Exceptions of Section 92 are: 

  • This act should not lead to any extreme intentional causing of death or attempt to cause death.
  • The act should not lead to any voluntarily causing grievous hurt or even attempting to cause hurt.
  • The doer should not enhance his act in order to instigate or abet any person to make his commit an offense.
  • If the doer knows that such an act if done then the result is likely to cause death then he cannot be benefited under this action.

Illustration:

  • A was driving and suddenly his car crashed into a bus and become unconscious due to several injuries. ‘B’ a surgeon finds that a surgery has to be done otherwise A will die. So ‘B’ without the consent of A but totally in good faith and for his benefit performs surgery. Here ‘B’ has not committed a crime.
  • A was carried off by a tiger. B saw this and fires a shot at the Tiger knowing that firing at the tiger can kill A but he does it in good faith in order to save A from the attack of the tiger. The bullet fired injured A. Here B has not committed any offense 
  • A is in a house which is on fire with her child. There are few people outside holding a blanket to save both of them. From the top A drops the child knowing that this action is likely to cause the death of the baby but not intending to kill and in good faith A drops her child to save him in good faith. Here if something happens to the baby A has not committed any offense and will not be held guilty.
  • Communication made in good faith even though harm may ensue to the person to whom it is made for the benefit of that person. (S.93)

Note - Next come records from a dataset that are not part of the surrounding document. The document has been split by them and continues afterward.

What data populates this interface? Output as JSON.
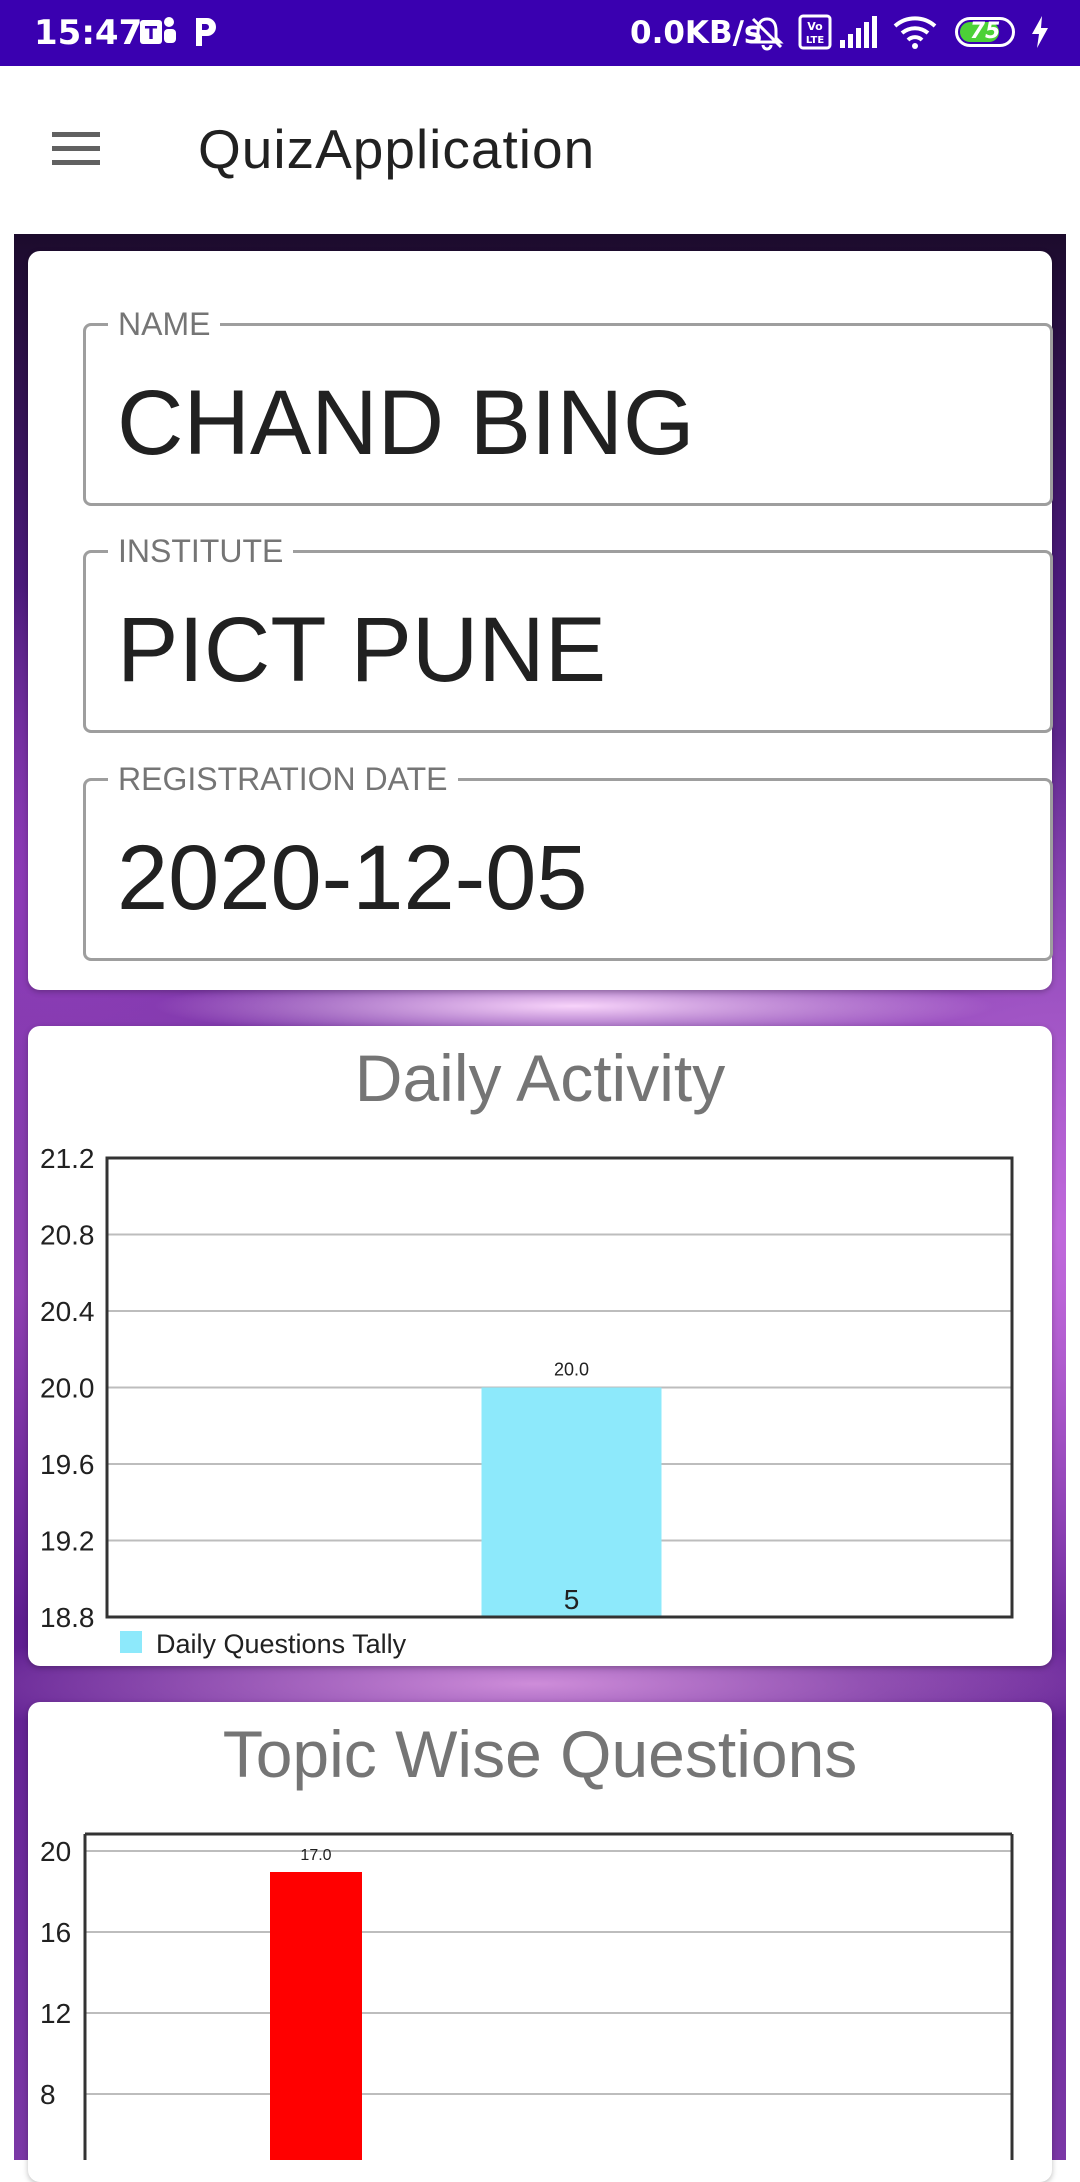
{
  "status_bar": {
    "time": "15:47",
    "network_speed": "0.0KB/s",
    "battery_level": "75",
    "icons": [
      "teams-icon",
      "p-app-icon",
      "mute-icon",
      "volte-icon",
      "signal-icon",
      "wifi-icon",
      "battery-icon",
      "charging-icon"
    ]
  },
  "app_bar": {
    "title": "QuizApplication",
    "menu_icon": "hamburger-menu-icon"
  },
  "profile": {
    "name_label": "NAME",
    "name_value": "CHAND BING",
    "institute_label": "INSTITUTE",
    "institute_value": "PICT PUNE",
    "date_label": "REGISTRATION DATE",
    "date_value": "2020-12-05"
  },
  "colors": {
    "status_bar": "#3a00b0",
    "daily_bar": "#8de9fb",
    "topic_bar": "#ff0000"
  },
  "chart_data": [
    {
      "type": "bar",
      "title": "Daily Activity",
      "categories": [
        "5"
      ],
      "series": [
        {
          "name": "Daily Questions Tally",
          "values": [
            20.0
          ],
          "value_labels": [
            "20.0"
          ]
        }
      ],
      "ylim": [
        18.8,
        21.2
      ],
      "yticks": [
        "18.8",
        "19.2",
        "19.6",
        "20.0",
        "20.4",
        "20.8",
        "21.2"
      ],
      "grid": true,
      "legend": "bottom-left"
    },
    {
      "type": "bar",
      "title": "Topic Wise Questions",
      "categories": [
        ""
      ],
      "series": [
        {
          "values": [
            17.0
          ],
          "value_labels": [
            "17.0"
          ]
        }
      ],
      "yticks": [
        "8",
        "12",
        "16",
        "20"
      ],
      "grid": true
    }
  ]
}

It states that if anything is communicated to someone else in good faith and for the benefit of that person them it is not an offense even if the communication the persons suffer any harm.

Dasrath Paswan v. State (1957)

Facts: The accused was a student of class 10. He failed in his exam.  he has a wife aged 19 years. he decided to end his life and told about his decision to his wife . his wife asked her to kill herself first and then to kill himself. The accused killed his wife but before he would kill himself he was arrested.

Judgment: The court held that  deceased does not give her consent under the misconception of fact or under the feat of injury and therefore he is entitled to take the benefit of this exception

Conclusion: According to the above discussion, we understand how a person is protected from any type of criminal liability when he causes or takes the risks of injury with or without the consent of the sufferer as he acted totally in good faith and for the benefit of the person harmed. But there are several exceptions here too like any act should not exceed death or any serious bodily injury. Also, the interpretation of good faith for our own understanding is easy while we compare it with the behaviors but it becomes difficult to define it in words as we have a tendency to say that what is not morally wrong or bad is good but nowhere the term good faith is particularly and in a simple language defined. Apart from having a relevance of good faith in the IPC, it has also been seen it’s the significance in contract law.

References:

Questions:

  1. Define good faith under IPC.
  2. Define the scope of Section 92.
  3. What are the essentials of good faith?
  4. List the exceptions of Section 89.
  5. Give one illustration for an act done in good faith for the benefit of the person without his consent.